L’optimisme du pionnier
Ces chercheurs ont injecté des quantités infimes de deux agents immuno-stimulants dans les tumeurs solides de souris afin de réactiver les cellules T présentes dans ces tumeurs, c’est-à-dire les cellules T ayant déjà reconnu les cellules cancéreuses comme une menace. Le premier est un court morceau d’ADN, l’oligonucléotide CpG, qui amplifie l’expression d’un récepteur activateur sur les cellules T, OX40. Le second est un anticorps qui se lie à OX40. « Lorsque nous utilisons ces deux agents ensemble, nous constatons l’élimination des tumeurs dans tout le corps », affirme le principal auteur de l’étude, l’oncologue Ronald Levy. « Cette approche contourne le besoin d’identifier des cibles immunitaires spécifiques à une tumeur et ne nécessite pas une activation complète du système immunitaire, ou de personnalisation des cellules immunitaires d’un patient. »
Une fois réactivées, les cellules T parviennent à supprimer la tumeur dans laquelle elles se trouvent.
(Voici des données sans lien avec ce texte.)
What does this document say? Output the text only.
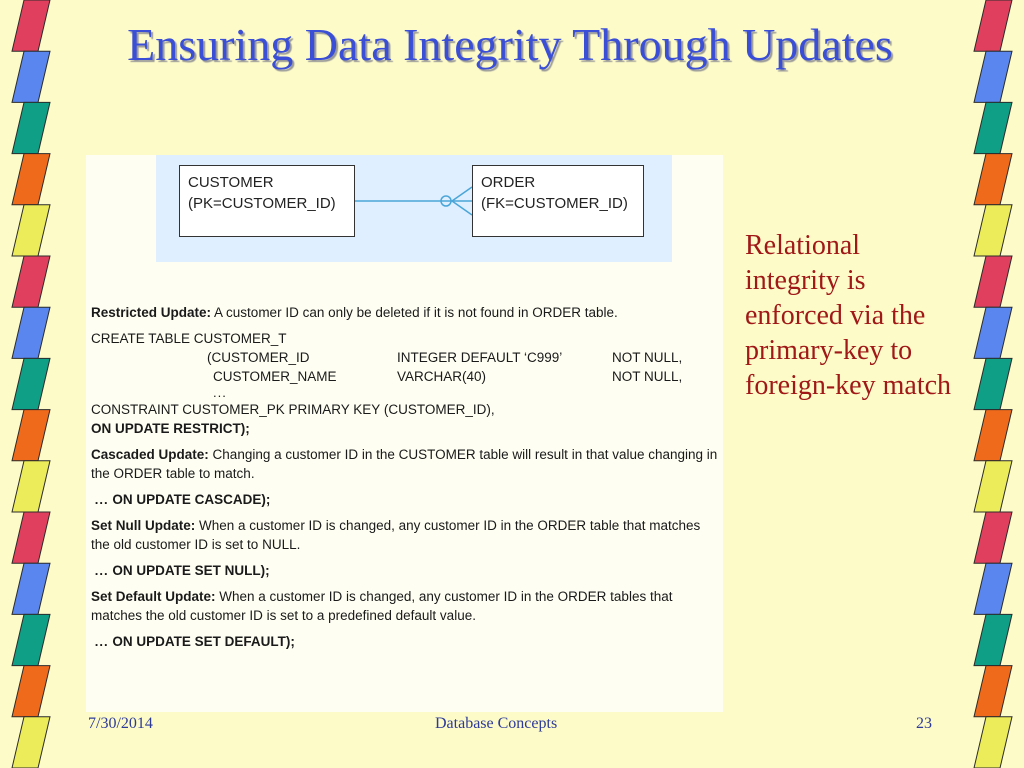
Ensuring Data Integrity Through Updates
CUSTOMER
(PK=CUSTOMER_ID)
ORDER
(FK=CUSTOMER_ID)

Restricted Update: A customer ID can only be deleted if it is not found in ORDER table.

CREATE TABLE CUSTOMER_T
(CUSTOMER_ID	INTEGER DEFAULT ‘C999’	NOT NULL,
CUSTOMER_NAME	VARCHAR(40)	NOT NULL,
...
CONSTRAINT CUSTOMER_PK PRIMARY KEY (CUSTOMER_ID),
ON UPDATE RESTRICT);

Cascaded Update: Changing a customer ID in the CUSTOMER table will result in that value changing in the ORDER table to match.

... ON UPDATE CASCADE);

Set Null Update: When a customer ID is changed, any customer ID in the ORDER table that matches the old customer ID is set to NULL.

... ON UPDATE SET NULL);

Set Default Update: When a customer ID is changed, any customer ID in the ORDER tables that matches the old customer ID is set to a predefined default value.

... ON UPDATE SET DEFAULT);

Relational integrity is enforced via the primary-key to foreign-key match
7/30/2014	Database Concepts	23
Et elles ne s’arrêtent pas là. Elles partent ensuite à la recherche d’autres cellules cancéreuses de même nature dans le corps de la souris, qu’il s’agisse d’une autre tumeur ou de métastases. Sur les 90 souris atteintes d’un cancer du système lymphatique – le lymphome –, 87 ont complètement guéri et trois ont eu une récidive de la maladie, qui a pu être totalement éliminée par un second traitement. Les chercheurs de l’université Stanford ont en outre observé des résultats similaires chez les souris atteintes de cancers du sein, du côlon et de la peau. Plus étonnant encore, des souris génétiquement modifiées pour développer spontanément des cancers du sein ont bien répondu au traitement. Le traitement de la première tumeur a souvent empêché l’apparition de futures tumeurs et augmenté de manière significative la durée de vie des animaux.
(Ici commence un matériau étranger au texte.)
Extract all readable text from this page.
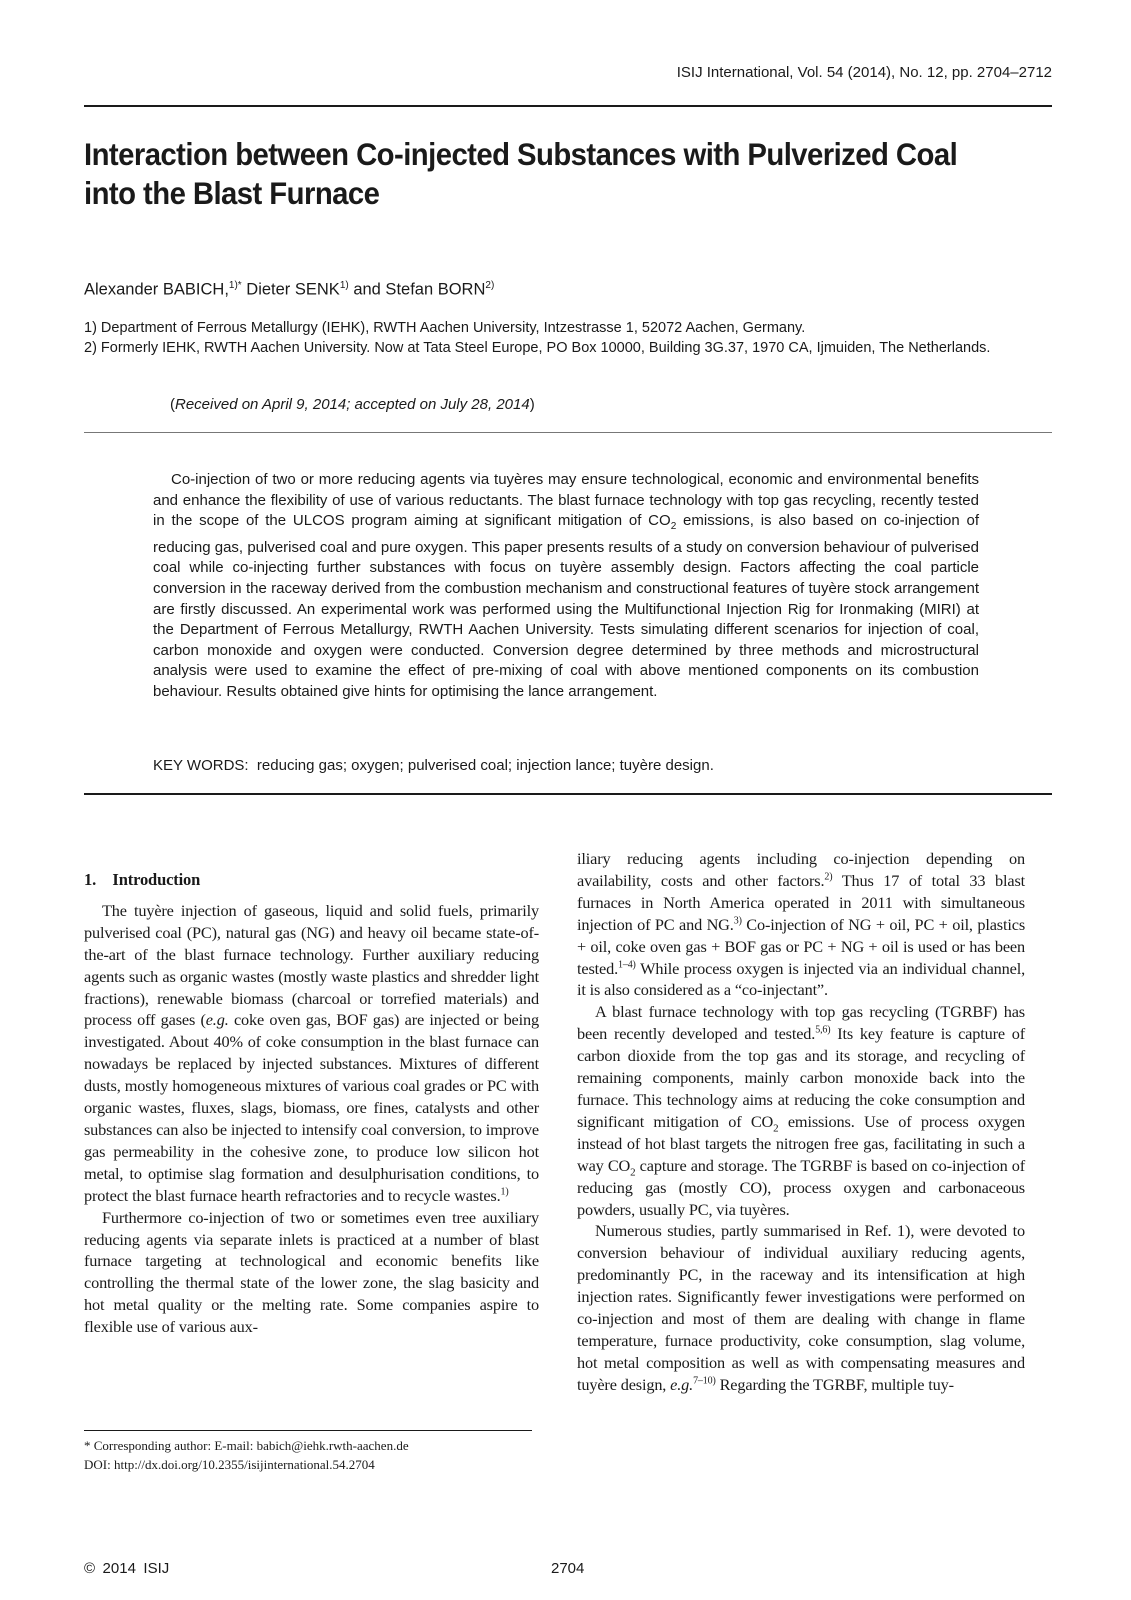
ISIJ International, Vol. 54 (2014), No. 12, pp. 2704–2712
Interaction between Co-injected Substances with Pulverized Coal
into the Blast Furnace
Alexander BABICH,$^{1)*}$ Dieter SENK$^{1)}$ and Stefan BORN$^{2)}$
1) Department of Ferrous Metallurgy (IEHK), RWTH Aachen University, Intzestrasse 1, 52072 Aachen, Germany.
2) Formerly IEHK, RWTH Aachen University. Now at Tata Steel Europe, PO Box 10000, Building 3G.37, 1970 CA, Ijmuiden, The Netherlands.
(Received on April 9, 2014; accepted on July 28, 2014)

Co-injection of two or more reducing agents via tuyères may ensure technological, economic and environmental benefits and enhance the flexibility of use of various reductants. The blast furnace technology with top gas recycling, recently tested in the scope of the ULCOS program aiming at significant mitigation of $CO_2$ emissions, is also based on co-injection of reducing gas, pulverised coal and pure oxygen. This paper presents results of a study on conversion behaviour of pulverised coal while co-injecting further substances with focus on tuyère assembly design. Factors affecting the coal particle conversion in the raceway derived from the combustion mechanism and constructional features of tuyère stock arrangement are firstly discussed. An experimental work was performed using the Multifunctional Injection Rig for Ironmaking (MIRI) at the Department of Ferrous Metallurgy, RWTH Aachen University. Tests simulating different scenarios for injection of coal, carbon monoxide and oxygen were conducted. Conversion degree determined by three methods and microstructural analysis were used to examine the effect of pre-mixing of coal with above mentioned components on its combustion behaviour. Results obtained give hints for optimising the lance arrangement.

KEY WORDS: reducing gas; oxygen; pulverised coal; injection lance; tuyère design.
1. Introduction

The tuyère injection of gaseous, liquid and solid fuels, primarily pulverised coal (PC), natural gas (NG) and heavy oil became state-of-the-art of the blast furnace technology. Further auxiliary reducing agents such as organic wastes (mostly waste plastics and shredder light fractions), renewable biomass (charcoal or torrefied materials) and process off gases (e.g. coke oven gas, BOF gas) are injected or being investigated. About 40% of coke consumption in the blast furnace can nowadays be replaced by injected substances. Mixtures of different dusts, mostly homogeneous mixtures of various coal grades or PC with organic wastes, fluxes, slags, biomass, ore fines, catalysts and other substances can also be injected to intensify coal conversion, to improve gas permeability in the cohesive zone, to produce low silicon hot metal, to optimise slag formation and desulphurisation conditions, to protect the blast furnace hearth refractories and to recycle wastes.$^{1)}$

Furthermore co-injection of two or sometimes even tree auxiliary reducing agents via separate inlets is practiced at a number of blast furnace targeting at technological and economic benefits like controlling the thermal state of the lower zone, the slag basicity and hot metal quality or the melting rate. Some companies aspire to flexible use of various aux-

iliary reducing agents including co-injection depending on availability, costs and other factors.$^{2)}$ Thus 17 of total 33 blast furnaces in North America operated in 2011 with simultaneous injection of PC and NG.$^{3)}$ Co-injection of NG + oil, PC + oil, plastics + oil, coke oven gas + BOF gas or PC + NG + oil is used or has been tested.$^{1-4)}$ While process oxygen is injected via an individual channel, it is also considered as a “co-injectant”.

A blast furnace technology with top gas recycling (TGRBF) has been recently developed and tested.$^{5,6)}$ Its key feature is capture of carbon dioxide from the top gas and its storage, and recycling of remaining components, mainly carbon monoxide back into the furnace. This technology aims at reducing the coke consumption and significant mitigation of $CO_2$ emissions. Use of process oxygen instead of hot blast targets the nitrogen free gas, facilitating in such a way $CO_2$ capture and storage. The TGRBF is based on co-injection of reducing gas (mostly CO), process oxygen and carbonaceous powders, usually PC, via tuyères.

Numerous studies, partly summarised in Ref. 1), were devoted to conversion behaviour of individual auxiliary reducing agents, predominantly PC, in the raceway and its intensification at high injection rates. Significantly fewer investigations were performed on co-injection and most of them are dealing with change in flame temperature, furnace productivity, coke consumption, slag volume, hot metal composition as well as with compensating measures and tuyère design, e.g.$^{7-10)}$ Regarding the TGRBF, multiple tuy-

* Corresponding author: E-mail: babich@iehk.rwth-aachen.de
DOI: http://dx.doi.org/10.2355/isijinternational.54.2704
© 2014 ISIJ	2704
« Je ne pense pas qu’il y ait une limite au type de tumeurs que nous pourrions potentiellement soigner, tant qu’il a été infiltré par le système immunitaire », précise Ronald Levy. Un optimisme d’autant plus réconfortant qu’il est exprimé par un véritable pionnier de l’immunothérapie des cancers. Ses recherches ont déjà mené à la mise au point du Rituximab, premier anticorps monoclonal homologué par la FDA pour le traitement de certaines leucémies et de certains lymphomes. Il se souvient parfaitement du jour où il a découvert qu’il était possible de générer des anticorps monoclonaux capables de reconnaître les cellules cancéreuses dans l’organisme et de les étiqueter en vue de leur destruction : « C’était le jour de Thanksgiving, 1976. J’ai développé un gel, j’ai vu le résultat et les deux décennies suivantes de ma vie étaient devant mes yeux. J’ai couru dans le couloir pour montrer quelqu’un, mais il n’y avait personne. »
En 1985, il crée un laboratoire, IDEC Pharmaceuticals, pour pouvoir commercialiser le traitement qui a découlé de cette découverte. Mais ce n’est qu’en 1997 que le Rituximab est finalement homologué. Aujourd’hui, environ 500 000 patients en bénéficient chaque année. « Il a été merveilleux d’assister à la transition d’un projet de laboratoire à un médicament sur ordonnance », témoigne Ronald Levy. Reste néanmoins à tester l’efficacité de son tout nouveau traitement sur les êtres humains. L’université Stanford est actuellement en train de recruter une quinzaine de patients atteints de lymphome pour débuter l’essai clinique. Elle ne précise pas la date de publication des premiers résultats, mais si l’histoire de la lutte contre le cancer nous apprend une chose, c’est bien qu’il faut être patient. Et confiant.